Yes, generally n-gram-based analyses are a huge minefield. Computational linguists do use them, with a lot of caveats and careful analysis of confounding factors.
One simple one that comes to mind here is that you need to analyze to what extent changes over the period of the data set are caused by underlying societal changes, versus changes in the NYT itself; the end result will be a mixture of those two changes, some of which may be magnifying and others offsetting. The 1980 NYT and the 2013 NYT are not the same newspaper, not edited by the same people, not sold to the same readership demographics, and not soliciting the same advertisers, so it's somewhat questionable to treat it as a stable proxy for a social group.
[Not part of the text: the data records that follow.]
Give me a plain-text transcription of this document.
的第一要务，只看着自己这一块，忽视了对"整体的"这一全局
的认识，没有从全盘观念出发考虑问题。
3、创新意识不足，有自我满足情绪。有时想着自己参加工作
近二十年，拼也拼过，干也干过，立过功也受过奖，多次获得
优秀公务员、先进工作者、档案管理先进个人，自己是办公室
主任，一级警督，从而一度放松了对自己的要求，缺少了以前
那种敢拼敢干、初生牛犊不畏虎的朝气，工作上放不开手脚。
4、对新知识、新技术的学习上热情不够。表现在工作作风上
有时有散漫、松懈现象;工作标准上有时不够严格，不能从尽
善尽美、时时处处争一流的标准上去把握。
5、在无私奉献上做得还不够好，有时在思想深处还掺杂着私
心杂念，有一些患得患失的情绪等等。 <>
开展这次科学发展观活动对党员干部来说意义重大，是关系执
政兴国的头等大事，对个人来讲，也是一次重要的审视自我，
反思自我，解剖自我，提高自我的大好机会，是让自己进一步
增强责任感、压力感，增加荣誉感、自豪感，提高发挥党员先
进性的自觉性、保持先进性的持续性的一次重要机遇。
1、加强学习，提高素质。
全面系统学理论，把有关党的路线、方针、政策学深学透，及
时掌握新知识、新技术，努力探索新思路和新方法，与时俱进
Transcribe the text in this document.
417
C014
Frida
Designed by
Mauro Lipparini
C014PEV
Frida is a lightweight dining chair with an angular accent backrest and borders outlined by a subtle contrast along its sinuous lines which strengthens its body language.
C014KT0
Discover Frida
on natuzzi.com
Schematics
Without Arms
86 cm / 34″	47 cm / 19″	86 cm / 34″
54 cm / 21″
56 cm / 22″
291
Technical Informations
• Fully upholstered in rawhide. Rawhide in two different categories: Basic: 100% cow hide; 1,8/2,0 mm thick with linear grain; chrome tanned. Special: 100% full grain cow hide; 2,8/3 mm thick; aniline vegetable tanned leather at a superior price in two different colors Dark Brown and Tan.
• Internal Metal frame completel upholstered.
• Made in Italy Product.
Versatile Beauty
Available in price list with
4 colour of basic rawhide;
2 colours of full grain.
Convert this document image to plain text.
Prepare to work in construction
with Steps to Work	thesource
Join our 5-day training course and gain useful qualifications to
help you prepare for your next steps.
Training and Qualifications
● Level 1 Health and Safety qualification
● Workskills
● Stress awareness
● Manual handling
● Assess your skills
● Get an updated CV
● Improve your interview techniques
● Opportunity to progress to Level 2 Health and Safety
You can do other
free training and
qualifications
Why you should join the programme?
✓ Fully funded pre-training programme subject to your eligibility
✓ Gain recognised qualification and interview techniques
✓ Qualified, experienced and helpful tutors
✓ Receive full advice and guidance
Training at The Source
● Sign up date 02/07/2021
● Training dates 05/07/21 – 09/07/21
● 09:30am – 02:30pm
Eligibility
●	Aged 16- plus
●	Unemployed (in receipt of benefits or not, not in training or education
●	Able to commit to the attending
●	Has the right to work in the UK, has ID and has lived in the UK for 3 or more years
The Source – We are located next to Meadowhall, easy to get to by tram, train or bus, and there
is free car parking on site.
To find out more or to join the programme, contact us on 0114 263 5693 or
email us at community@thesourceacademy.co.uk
Another common pitfall is language change screwing up all kinds of measures (since n-gram models just work on word counts). For example, if two words are used roughly interchangeably in 1980, but by 1990 one of them has fallen out of usage, and been replaced wholly by the other one, searches for just the one word will look like the word's on an upwards trend, but it would be misleading to infer an increase in the underlying concept over the period. Of course, you can account for this by merging words into equivalence classes (most analyses will do basic stemming and merging of alternate spellings), but you have to be very careful to get all the equivalence classes (which is not a well-defined notion). Just a list of the top words in a year will tend to be some mixture of 1) top concepts; and 2) concepts expressed using only a small number of wording variations, so their count doesn't get diluted.
let me fix that for you
"This makes it possible to put numbers on our preconceived notions and play around with them."
It may be entertaining, but rigorous? I don't think so.